09/07/2009

Maioria absoluta?

Na tag Ai os media tenho revelado artigos jornalísticos, nomeadamente com origem na Lusa, que aceitam press releases sobre divulgação de "estudos", frequentemente apresentados como de cariz científico, cujas conclusões são mal fundamentadas em números ou estatísticas. Aos interessados, sugiro a leitura de posts onde declaro como falsos os seguintes títulos:
Três em cada quatro portugueses estão ligados à net
Portugal tem taxas de acesso à Internet superiores à média da União Europeia

Hoje apresento uma situação diferente, mas com génese na mesma facilidade com que a Lusa reencaminha as conclusões dos "estudos" promovidos por qualquer organização. Que falta faz um Gary Langer :)
O Público faz o título Maioria dos juízes não confia no programa informático CITIUS, explicitando depois que «Um estudo da Associação Sindical dos Juízes Portugueses (ASJP) sobre a utilização do CITIUS revela que 60 por cento dos juízes não confia na fiabilidade e segurança do programa» e que «O inquérito, de resposta anónima, foi enviado aos juízes em Maio e Junho, tendo sido consideradas 132 respostas, que representam 13,3 por cento do universo dos magistrados que neste momento trabalham obrigatoriamente com o CITIUS».

O título do Público é válido se se verificarem algumas condições. Se foi seleccionada uma amostra aleatória de 132 juízes do universo de 993 utilizadores do CITIUS. Se os 60% se reportam a uma base de 132. Nesse caso, podemos calcular o intervalo de confiança do estimador da resposta. Tendo em conta a taxa de sondagem (relevante neste caso, porque o universo é um pequeno domínio), para o típico nível de confiança de 95%, a margem de erro seria aprox. 8%, pelo que poderíamos dizer que a percentagem de juízes que "não confiam" se situa entre 52% e 68%.

E se aquelas condições não se verificarem? A minha resposta varia de acordo com a situação. Se o inquérito "foi enviado" aos 993 utilizadores e só responderam 132, o melhor é mandar o "estudo" para a reciclagem. Se "foi enviado" a uma amostra aleatória de n > 132, depende do rácio n/132. Se este valor for grande, seria necessário admitir que a "verdadeira" resposta não difere entre os que responderam e os que não responderam, o que é um pressuposto um bocado violento!

Finalmente, seria necessário ver como foi formulada a questão. O texto diz «não confia na fiabilidade e segurança», ou seja, apresenta a mesma resposta para dois conceitos diferentes. Se houve apenas uma pergunta para ambos os conceitos, é um mau indício.

Gary Langer não daria luz verde à publicação da notícia sem conhecer o questionário e as tabulações absolutas.

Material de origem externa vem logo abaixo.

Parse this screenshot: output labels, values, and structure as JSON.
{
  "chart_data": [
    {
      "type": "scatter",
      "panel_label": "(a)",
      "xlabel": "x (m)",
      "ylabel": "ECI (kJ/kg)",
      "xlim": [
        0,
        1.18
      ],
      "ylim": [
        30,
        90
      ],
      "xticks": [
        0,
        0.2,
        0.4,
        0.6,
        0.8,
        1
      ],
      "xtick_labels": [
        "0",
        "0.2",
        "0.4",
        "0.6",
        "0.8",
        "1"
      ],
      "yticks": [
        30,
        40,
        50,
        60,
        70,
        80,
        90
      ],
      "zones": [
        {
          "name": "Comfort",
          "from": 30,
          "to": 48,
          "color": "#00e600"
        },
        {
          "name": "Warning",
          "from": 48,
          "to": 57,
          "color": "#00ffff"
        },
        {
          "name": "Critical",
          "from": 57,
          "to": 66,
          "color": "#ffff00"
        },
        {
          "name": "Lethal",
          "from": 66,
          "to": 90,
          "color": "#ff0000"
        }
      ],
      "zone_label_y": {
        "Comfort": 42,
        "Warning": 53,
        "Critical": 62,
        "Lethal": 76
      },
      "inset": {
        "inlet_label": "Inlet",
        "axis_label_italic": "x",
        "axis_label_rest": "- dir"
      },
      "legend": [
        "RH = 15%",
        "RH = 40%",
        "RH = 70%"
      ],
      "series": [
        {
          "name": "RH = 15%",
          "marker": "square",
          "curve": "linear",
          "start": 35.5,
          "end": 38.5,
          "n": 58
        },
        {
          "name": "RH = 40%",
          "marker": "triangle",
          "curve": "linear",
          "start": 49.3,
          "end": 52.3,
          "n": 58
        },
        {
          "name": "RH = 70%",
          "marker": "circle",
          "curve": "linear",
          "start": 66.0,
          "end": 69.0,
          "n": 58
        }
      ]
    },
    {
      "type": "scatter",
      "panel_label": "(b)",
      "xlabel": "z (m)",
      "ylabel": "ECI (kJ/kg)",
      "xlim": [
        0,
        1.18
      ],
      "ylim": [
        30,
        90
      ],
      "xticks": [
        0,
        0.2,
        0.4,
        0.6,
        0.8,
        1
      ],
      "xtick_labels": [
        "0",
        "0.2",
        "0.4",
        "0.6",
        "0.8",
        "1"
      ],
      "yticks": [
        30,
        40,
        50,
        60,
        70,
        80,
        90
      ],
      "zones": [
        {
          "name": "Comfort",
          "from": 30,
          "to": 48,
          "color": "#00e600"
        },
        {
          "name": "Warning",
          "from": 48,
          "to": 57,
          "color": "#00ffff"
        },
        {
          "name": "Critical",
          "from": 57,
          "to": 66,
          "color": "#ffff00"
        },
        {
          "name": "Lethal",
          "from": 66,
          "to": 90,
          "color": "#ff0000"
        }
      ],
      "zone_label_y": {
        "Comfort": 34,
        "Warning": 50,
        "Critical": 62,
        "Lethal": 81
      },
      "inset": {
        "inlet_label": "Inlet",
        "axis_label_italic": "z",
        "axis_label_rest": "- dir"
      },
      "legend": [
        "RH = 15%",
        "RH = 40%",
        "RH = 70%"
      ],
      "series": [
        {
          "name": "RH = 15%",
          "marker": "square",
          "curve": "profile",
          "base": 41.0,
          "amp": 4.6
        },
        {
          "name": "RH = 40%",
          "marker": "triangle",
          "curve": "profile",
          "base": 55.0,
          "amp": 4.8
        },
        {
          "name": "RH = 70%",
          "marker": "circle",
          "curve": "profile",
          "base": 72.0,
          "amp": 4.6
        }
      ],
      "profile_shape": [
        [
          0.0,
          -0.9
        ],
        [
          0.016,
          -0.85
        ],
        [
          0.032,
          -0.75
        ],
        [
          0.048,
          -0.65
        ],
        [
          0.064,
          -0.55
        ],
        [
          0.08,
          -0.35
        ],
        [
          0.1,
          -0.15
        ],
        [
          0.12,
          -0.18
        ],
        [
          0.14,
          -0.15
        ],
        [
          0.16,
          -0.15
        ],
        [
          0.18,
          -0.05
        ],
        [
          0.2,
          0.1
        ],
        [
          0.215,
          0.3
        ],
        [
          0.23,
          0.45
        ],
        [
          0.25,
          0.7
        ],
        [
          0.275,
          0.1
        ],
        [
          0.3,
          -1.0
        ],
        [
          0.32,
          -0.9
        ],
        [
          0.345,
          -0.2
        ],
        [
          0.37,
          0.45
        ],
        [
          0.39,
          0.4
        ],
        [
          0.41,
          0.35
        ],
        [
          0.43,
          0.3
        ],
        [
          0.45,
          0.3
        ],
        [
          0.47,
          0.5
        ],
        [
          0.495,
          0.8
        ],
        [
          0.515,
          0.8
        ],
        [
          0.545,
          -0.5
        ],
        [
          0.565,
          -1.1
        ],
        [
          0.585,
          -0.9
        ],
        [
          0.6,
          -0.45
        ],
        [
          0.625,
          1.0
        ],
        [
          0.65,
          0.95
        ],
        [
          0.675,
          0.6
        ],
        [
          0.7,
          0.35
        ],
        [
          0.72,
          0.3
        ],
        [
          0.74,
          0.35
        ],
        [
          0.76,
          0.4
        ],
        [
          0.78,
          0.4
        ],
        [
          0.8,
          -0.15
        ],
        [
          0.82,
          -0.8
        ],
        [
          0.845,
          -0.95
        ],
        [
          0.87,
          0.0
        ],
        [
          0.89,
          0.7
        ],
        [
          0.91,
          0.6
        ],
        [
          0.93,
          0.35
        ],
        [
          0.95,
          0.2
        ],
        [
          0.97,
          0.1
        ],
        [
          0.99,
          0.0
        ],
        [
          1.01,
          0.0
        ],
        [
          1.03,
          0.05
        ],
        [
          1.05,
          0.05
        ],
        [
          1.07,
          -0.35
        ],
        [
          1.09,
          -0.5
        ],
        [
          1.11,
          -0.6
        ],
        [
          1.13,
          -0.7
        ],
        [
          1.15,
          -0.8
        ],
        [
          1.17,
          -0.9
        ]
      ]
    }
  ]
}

Eu penso que um bom jornalista não faria aquele título sem se assegurar da qualidade do "estudo". O i optou por uma versão mais 'garantista': Estudo indica que maioria dos juízes não confia no programa informático CITIUS. Melhor teria sido incluir a referência ao promotor do estudo, colocando «da ASJP» entre "Estudo" e "indica", julgo eu, que não sou jornalista.